Caister Academic Press

Recent Progress in Understanding Herpes Simplex Virus Entry: Relationship of Structure to Function Entry

Roselyn J. Eisenberg, Ekaterina E. Heldwein, Gary H. Cohen and Claude Krummenacher
from: Alphaherpesviruses: Molecular Virology (Edited by: Sandra K. Weller). Caister Academic Press, U.K. (2011)

Abstract

Membrane fusion allows exchange of materials between cellular compartments enclosed by lipid membranes. Similarly, entry of enveloped viruses into cells allows the viral contents to be delivered by fusion of the envelope with a target cell membrane. Fusion requires disruption of both layers of the two membranes. For most enveloped viruses, a single surface glycoprotein undergoes conformational changes that bring the bilayer of the virus in proximity with that of the host cell and fusion ensues. In contrast, herpesvirus entry requires three virion glycoproteins, gB and a gH/gL heterodimer, that function as the core fusion machinery. Some herpesviruses require additional proteins, e.g. alphaherpesviruses (with a few exceptions) initiate fusion by binding of glycoprotein gD to a cell receptor.

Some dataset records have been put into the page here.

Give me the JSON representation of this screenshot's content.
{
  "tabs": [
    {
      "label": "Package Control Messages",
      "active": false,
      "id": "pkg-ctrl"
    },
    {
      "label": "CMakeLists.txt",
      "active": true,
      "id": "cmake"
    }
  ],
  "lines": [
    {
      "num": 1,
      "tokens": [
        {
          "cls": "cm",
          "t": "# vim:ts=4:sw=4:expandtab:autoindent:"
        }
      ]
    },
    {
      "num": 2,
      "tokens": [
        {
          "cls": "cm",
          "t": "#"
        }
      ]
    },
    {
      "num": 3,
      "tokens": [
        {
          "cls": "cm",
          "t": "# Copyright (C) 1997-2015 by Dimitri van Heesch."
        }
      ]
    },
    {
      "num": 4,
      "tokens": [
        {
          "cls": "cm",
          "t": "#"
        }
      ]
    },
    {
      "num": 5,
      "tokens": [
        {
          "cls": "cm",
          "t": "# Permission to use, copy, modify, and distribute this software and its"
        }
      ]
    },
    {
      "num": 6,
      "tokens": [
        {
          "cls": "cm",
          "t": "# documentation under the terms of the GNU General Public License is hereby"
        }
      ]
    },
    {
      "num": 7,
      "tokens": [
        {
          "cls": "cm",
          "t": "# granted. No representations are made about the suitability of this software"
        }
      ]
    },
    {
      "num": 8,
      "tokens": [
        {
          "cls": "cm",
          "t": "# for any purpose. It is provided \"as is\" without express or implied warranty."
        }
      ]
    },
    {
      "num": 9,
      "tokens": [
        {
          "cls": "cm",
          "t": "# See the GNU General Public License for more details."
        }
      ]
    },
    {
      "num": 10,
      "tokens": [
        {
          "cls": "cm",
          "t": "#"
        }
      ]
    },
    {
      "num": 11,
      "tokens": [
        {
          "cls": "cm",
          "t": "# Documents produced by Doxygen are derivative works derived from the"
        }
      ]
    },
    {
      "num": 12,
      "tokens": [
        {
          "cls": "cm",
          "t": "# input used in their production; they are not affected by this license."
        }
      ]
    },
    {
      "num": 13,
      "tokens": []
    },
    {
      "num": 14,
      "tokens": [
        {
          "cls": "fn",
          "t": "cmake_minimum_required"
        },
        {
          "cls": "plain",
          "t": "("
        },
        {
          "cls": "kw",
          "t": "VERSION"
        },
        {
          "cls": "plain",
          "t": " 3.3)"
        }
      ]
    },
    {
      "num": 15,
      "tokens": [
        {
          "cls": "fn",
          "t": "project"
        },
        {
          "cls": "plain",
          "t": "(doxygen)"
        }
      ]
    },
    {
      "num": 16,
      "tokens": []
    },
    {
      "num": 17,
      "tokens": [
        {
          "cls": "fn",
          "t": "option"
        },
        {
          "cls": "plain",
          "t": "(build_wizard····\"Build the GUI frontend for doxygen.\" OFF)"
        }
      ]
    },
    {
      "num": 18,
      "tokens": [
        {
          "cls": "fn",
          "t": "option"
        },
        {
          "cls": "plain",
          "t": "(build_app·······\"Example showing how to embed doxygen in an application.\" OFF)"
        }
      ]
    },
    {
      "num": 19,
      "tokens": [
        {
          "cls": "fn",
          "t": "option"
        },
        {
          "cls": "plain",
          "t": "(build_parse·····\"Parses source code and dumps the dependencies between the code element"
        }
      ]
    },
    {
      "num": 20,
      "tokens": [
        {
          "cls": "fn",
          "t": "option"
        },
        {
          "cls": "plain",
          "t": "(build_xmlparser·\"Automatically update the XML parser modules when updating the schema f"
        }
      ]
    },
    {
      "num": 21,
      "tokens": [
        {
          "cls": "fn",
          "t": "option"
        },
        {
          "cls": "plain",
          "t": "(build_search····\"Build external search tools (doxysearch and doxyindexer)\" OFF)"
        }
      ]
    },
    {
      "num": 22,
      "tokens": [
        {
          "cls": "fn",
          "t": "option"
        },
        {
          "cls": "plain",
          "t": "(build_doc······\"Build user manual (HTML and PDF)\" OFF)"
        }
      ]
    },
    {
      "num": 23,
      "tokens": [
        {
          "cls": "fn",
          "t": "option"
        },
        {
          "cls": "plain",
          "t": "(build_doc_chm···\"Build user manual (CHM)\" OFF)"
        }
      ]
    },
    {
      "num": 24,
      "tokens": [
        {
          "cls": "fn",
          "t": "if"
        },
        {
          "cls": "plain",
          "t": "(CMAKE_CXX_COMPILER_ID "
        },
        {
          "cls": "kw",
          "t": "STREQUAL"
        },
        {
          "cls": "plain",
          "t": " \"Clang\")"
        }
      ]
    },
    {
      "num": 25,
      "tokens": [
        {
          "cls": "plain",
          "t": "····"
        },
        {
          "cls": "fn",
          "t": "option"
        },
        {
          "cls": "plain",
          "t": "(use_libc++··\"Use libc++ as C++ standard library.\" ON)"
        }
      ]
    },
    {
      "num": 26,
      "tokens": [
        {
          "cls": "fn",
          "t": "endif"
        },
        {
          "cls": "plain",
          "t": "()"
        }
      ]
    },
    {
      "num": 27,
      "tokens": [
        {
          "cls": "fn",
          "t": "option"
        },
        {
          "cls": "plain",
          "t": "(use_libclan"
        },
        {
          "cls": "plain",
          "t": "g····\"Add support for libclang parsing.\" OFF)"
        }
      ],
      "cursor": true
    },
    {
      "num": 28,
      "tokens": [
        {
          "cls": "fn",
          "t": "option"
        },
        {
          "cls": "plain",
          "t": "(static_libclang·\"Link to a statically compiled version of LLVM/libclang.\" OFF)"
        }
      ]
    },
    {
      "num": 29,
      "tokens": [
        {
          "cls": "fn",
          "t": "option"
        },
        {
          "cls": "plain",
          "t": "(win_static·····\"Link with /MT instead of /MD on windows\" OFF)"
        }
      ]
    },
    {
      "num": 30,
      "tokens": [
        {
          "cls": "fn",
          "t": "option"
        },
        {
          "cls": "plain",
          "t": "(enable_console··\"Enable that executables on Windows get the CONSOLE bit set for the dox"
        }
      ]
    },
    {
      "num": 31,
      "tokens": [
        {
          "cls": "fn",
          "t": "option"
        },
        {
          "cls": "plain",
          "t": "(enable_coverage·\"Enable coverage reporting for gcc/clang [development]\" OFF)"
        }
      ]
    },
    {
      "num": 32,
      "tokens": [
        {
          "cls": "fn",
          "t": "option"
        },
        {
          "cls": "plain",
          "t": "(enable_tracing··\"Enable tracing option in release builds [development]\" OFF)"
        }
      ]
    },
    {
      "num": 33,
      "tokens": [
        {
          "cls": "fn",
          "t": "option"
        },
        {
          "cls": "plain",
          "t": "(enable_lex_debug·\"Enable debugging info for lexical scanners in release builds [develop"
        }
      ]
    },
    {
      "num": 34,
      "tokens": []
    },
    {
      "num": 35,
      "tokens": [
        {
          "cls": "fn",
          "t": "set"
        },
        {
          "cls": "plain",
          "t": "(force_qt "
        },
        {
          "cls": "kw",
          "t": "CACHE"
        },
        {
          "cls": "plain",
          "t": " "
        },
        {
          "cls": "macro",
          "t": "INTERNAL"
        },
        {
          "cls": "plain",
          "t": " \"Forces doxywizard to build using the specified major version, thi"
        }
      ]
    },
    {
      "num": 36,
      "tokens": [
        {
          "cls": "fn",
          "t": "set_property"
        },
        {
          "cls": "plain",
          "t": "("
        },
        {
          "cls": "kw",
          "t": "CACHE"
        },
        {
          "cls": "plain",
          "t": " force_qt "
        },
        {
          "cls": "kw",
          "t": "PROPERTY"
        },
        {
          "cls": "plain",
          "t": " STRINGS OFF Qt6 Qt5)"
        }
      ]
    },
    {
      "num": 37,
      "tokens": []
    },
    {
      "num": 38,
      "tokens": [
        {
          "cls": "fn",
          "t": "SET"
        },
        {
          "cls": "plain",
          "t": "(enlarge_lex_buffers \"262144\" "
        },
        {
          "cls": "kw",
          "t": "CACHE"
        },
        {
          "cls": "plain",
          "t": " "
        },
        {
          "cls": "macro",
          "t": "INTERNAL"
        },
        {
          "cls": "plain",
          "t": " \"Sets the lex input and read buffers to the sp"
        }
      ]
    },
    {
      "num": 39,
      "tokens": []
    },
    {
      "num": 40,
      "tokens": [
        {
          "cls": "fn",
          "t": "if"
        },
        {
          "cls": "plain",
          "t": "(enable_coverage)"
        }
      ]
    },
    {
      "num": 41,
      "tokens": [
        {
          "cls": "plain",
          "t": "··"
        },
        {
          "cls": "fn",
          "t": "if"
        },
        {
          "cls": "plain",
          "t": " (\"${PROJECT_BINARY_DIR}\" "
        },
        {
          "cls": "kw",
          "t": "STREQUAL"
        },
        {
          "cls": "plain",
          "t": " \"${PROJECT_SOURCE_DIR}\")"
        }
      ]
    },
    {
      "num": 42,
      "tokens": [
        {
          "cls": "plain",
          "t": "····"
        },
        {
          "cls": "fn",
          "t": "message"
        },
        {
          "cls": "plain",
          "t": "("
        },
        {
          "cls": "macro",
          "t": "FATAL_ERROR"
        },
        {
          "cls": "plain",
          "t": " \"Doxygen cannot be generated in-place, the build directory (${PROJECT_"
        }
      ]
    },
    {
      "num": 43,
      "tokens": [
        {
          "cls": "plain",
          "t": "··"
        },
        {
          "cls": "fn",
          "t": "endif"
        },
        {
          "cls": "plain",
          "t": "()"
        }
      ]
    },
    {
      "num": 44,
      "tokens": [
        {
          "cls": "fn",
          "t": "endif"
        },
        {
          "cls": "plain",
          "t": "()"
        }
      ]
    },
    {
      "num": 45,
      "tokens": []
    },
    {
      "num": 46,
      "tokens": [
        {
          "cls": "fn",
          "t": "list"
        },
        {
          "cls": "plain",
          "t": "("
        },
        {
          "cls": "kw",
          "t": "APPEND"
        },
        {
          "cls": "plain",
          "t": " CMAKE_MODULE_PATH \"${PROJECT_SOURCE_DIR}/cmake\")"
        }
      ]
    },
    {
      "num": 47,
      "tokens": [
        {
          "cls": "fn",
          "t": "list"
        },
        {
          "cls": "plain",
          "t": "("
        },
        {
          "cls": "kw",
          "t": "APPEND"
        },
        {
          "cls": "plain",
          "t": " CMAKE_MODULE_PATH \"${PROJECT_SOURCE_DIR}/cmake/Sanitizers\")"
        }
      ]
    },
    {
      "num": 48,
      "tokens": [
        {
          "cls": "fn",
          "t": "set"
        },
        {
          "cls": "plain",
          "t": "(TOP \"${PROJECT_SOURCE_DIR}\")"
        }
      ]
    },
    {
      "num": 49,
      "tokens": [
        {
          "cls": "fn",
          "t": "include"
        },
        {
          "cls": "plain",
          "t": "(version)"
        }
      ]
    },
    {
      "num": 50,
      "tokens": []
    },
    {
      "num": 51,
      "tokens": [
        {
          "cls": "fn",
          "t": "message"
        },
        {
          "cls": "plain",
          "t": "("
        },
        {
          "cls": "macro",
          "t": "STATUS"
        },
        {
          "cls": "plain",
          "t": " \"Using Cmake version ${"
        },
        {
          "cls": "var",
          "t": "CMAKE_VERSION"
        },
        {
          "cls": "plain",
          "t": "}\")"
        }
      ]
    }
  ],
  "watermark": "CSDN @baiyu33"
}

A conformational change then exposes the normally hidden receptor binding residues of gD. This change and/or the exposed residues trigger gB and gH/gL to effect virus-cell and cell-cell fusion. Because of the multiplicity of proteins involved in HSV entry as opposed to entry of enveloped RNA viruses, it has been difficult to unravel the mechanism of how the four entry glycoproteins function. Some favor formation of a multiprotein fusion complex while others suggest it may be more of a stepwise process. Solution of the structures of all four entry proteins, coupled with existing and new information has solved much of this mystery. We now have a much better idea of the outline of the process, but the challenge for the future will be to fill in important details. It is clear that entry of HSV occurs in an exquisitely regulated stepwise process that begins with binding of gD to a receptor, activation of the regulatory protein gH/gL which in turn up-regulates the fusogenic activity of gB. Thus, in some ways, HSV entry is remarkably similar overall to entry by simpler RNA viruses, such as influenza. A single fusion protein gB carries out fusion. What distinguishes HSV entry is the double regulation of this process. This chapter will focus primarily on what we know about the structures of gD, gH/gL and gB along with supporting data for how those proteins function read more ...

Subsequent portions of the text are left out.